Потому я не торопилась. Треск огня, крики, возвещающие о пожаре, неровный топот множества ног — всё смешалось в безумную какофонию. Пока я захватывала всё новые уголки дома, стараясь в то же время уследить, чтобы мой огонь не перекинулся на соседние здания и не спалил всю улицу Глициний целиком.
Да, я никому не могла рассказать о том, что знала, где находился Коэн. Я никого не могла позвать. Зато я прекрасно привлекала к себе внимание, бушующим пламенем, явно магического происхождения.

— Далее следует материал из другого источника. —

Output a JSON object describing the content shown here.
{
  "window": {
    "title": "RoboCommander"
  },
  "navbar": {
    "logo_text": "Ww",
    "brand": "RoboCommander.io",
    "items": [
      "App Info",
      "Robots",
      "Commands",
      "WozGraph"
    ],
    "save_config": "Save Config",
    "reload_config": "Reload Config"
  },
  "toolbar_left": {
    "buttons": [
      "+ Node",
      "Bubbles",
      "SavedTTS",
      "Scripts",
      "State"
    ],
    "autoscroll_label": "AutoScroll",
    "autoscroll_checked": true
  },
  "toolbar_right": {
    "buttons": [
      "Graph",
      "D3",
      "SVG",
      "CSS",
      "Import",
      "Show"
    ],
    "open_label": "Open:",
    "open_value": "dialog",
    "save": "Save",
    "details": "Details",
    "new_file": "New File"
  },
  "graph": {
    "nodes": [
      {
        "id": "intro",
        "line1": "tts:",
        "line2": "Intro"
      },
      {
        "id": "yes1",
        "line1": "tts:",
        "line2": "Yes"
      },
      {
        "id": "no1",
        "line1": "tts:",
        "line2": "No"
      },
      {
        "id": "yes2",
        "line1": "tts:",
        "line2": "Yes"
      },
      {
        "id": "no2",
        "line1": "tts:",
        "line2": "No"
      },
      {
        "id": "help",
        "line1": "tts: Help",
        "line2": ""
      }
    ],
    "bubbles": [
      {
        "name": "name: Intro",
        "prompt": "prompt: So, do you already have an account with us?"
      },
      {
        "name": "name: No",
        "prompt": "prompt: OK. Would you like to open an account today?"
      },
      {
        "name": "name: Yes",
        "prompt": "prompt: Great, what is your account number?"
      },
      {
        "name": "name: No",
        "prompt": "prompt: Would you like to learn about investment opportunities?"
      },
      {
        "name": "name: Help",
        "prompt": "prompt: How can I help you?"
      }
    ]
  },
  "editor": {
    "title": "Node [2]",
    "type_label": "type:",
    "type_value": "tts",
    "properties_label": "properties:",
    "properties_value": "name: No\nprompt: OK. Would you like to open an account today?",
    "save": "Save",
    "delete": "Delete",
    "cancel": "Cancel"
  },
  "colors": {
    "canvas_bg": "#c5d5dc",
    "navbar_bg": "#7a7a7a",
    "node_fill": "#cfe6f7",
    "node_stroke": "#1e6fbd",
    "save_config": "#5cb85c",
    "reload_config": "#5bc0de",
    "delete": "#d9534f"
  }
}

Городские стражи недолго стояли в стороне. Едва пламя показалось снаружи, пробило бумажные окна, взметнулось под крышей, как они оцепили здание. Я чувствовала каждого, коснувшегося моего огня. Я старалась никому не навредить. Мои руки дрожали, как от сильнейшего холода. Ноги словно сковало льдом. Я отстукивала зубами беспорядочный ритм и понимала, что стремительно теряю силы, что вот-вот не справлюсь и потеряю контроль.
Но, что бы сказал господин, если бы я спалила столицу? Что бы сказал император, если бы увидел вместо цветущего города обугленные деревяшки?

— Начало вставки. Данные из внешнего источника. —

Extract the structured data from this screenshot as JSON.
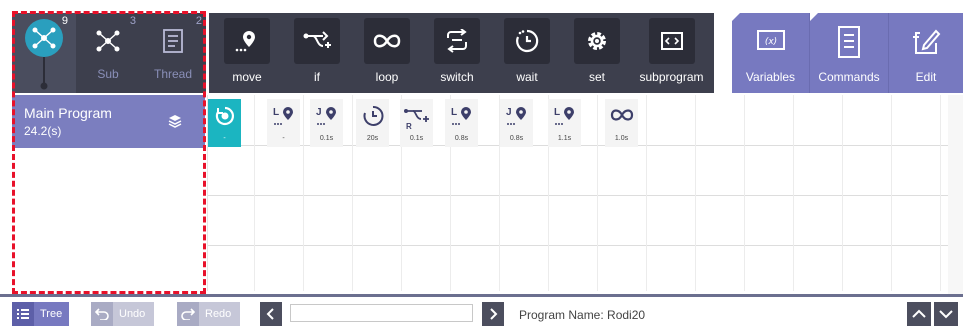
{
  "mode_tabs": [
    {
      "label": "",
      "count": "9"
    },
    {
      "label": "Sub",
      "count": "3"
    },
    {
      "label": "Thread",
      "count": "2"
    }
  ],
  "commands": [
    {
      "label": "move",
      "icon": "move-icon"
    },
    {
      "label": "if",
      "icon": "if-icon"
    },
    {
      "label": "loop",
      "icon": "loop-icon"
    },
    {
      "label": "switch",
      "icon": "switch-icon"
    },
    {
      "label": "wait",
      "icon": "wait-icon"
    },
    {
      "label": "set",
      "icon": "set-icon"
    },
    {
      "label": "subprogram",
      "icon": "subprogram-icon"
    }
  ],
  "right_tools": [
    {
      "label": "Variables",
      "icon": "variables-icon"
    },
    {
      "label": "Commands",
      "icon": "commands-icon"
    },
    {
      "label": "Edit",
      "icon": "edit-icon"
    }
  ],
  "program": {
    "name": "Main Program",
    "time": "24.2(s)"
  },
  "steps": [
    {
      "icon": "start-icon",
      "value": "-",
      "prefix": ""
    },
    {
      "icon": "linear-move-icon",
      "value": "-",
      "prefix": "L"
    },
    {
      "icon": "joint-move-icon",
      "value": "0.1s",
      "prefix": "J"
    },
    {
      "icon": "wait-icon",
      "value": "20s",
      "prefix": ""
    },
    {
      "icon": "if-icon",
      "value": "0.1s",
      "prefix": "R"
    },
    {
      "icon": "linear-move-icon",
      "value": "0.8s",
      "prefix": "L"
    },
    {
      "icon": "joint-move-icon",
      "value": "0.8s",
      "prefix": "J"
    },
    {
      "icon": "linear-move-icon",
      "value": "1.1s",
      "prefix": "L"
    },
    {
      "icon": "loop-icon",
      "value": "1.0s",
      "prefix": ""
    }
  ],
  "bottom": {
    "tree_label": "Tree",
    "undo_label": "Undo",
    "redo_label": "Redo",
    "program_name_label": "Program Name: Rodi20",
    "program_input_value": ""
  },
  "colors": {
    "toolbar_dark": "#3d3f4d",
    "accent_purple": "#7779c0",
    "active_step": "#1bb5c1",
    "highlight_dash": "#e8112a"
  }
}
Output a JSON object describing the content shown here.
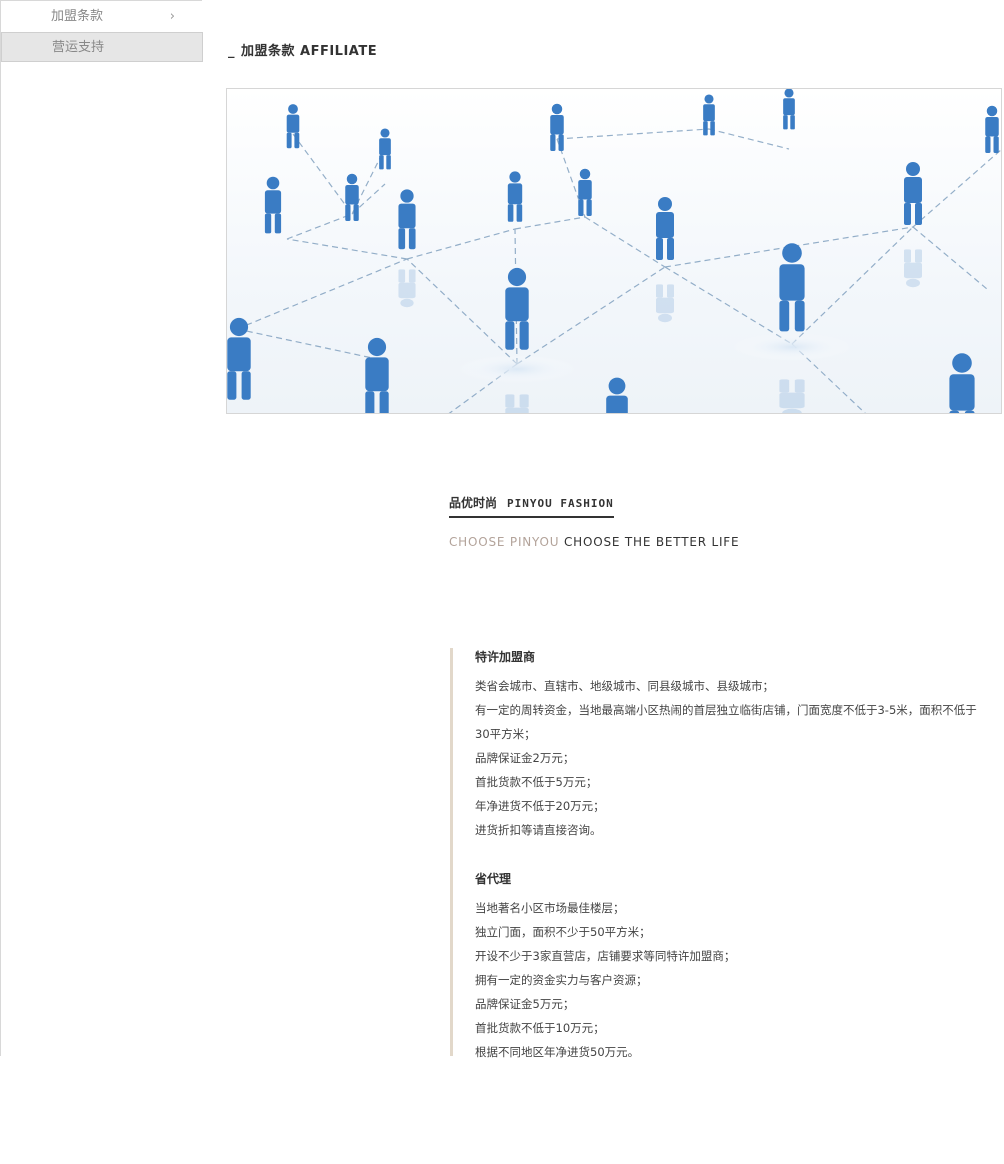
{
  "sidebar": {
    "items": [
      {
        "label": "加盟条款",
        "chevron": "chevron-right-icon",
        "active": false
      },
      {
        "label": "营运支持",
        "active": true
      }
    ]
  },
  "header": {
    "dash": "_",
    "title": "加盟条款 AFFILIATE"
  },
  "banner": {
    "subject": "network-of-people-illustration",
    "color": "#3a7cc4"
  },
  "brand": {
    "cn": "品优时尚",
    "en": "PINYOU FASHION"
  },
  "slogan": {
    "part1": "CHOOSE PINYOU",
    "part2": "CHOOSE THE BETTER LIFE",
    "part1_color": "#b3a39a"
  },
  "sections": [
    {
      "title": "特许加盟商",
      "lines": [
        "类省会城市、直辖市、地级城市、同县级城市、县级城市；",
        "有一定的周转资金，当地最高端小区热闹的首层独立临街店铺，门面宽度不低于3-5米，面积不低于",
        "30平方米；",
        "品牌保证金2万元；",
        "首批货款不低于5万元；",
        "年净进货不低于20万元；",
        "进货折扣等请直接咨询。"
      ]
    },
    {
      "title": "省代理",
      "lines": [
        "当地著名小区市场最佳楼层；",
        "独立门面，面积不少于50平方米；",
        "开设不少于3家直营店，店铺要求等同特许加盟商；",
        "拥有一定的资金实力与客户资源；",
        "品牌保证金5万元；",
        "首批货款不低于10万元；",
        "根据不同地区年净进货50万元。"
      ]
    }
  ]
}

Мне даже представлять не хотелось, как бы исказились их лица на такое происшествие. Значит, мне не оставалось ничего другого, кроме как сосредоточиться на своём огне так, как никогда прежде.
Я отдала ему все силы, все возможности и когда почувствовала, как дома окружил теневой купол, отпустила и пламя, и своё тело.
Всё погрузилось спокойную тьму. Она сковала каждый мускул. Обездвижила. Утихомирила.
Когда я вновь пришла в себя, когда с трудом раскрыла глаза, то ощутила слабость, заполнившую всю меня. Руки и ноги казались такими же твёрдыми, как варёные овощи. Управляться ими, казалось, также сложно, как впервые взять палочки для еды в неведущей рукой. С болью вдыхая я ощущала тонкие ароматы благовоний, смешавшихся с прохладным воздухом. Я слышала шорох тканей, вероятнее всего, это хрустели мои простыни, но улыбку на моём лице вызвали не запахи и не осознание того, где я находилась. Просто до меня доносились тихие приглушённые, словно из-за стены, голоса. Оба они для меня любимы. Оба драгоценны. Один тихий, спокойный и ровный принадлежал императору Саада. Второй вдумчивый, хрипловатой и уставший, как у человека после долгой и тяжёлой болезни, подсказал, что Коэн получил противоядие и пришёл в себя раньше меня.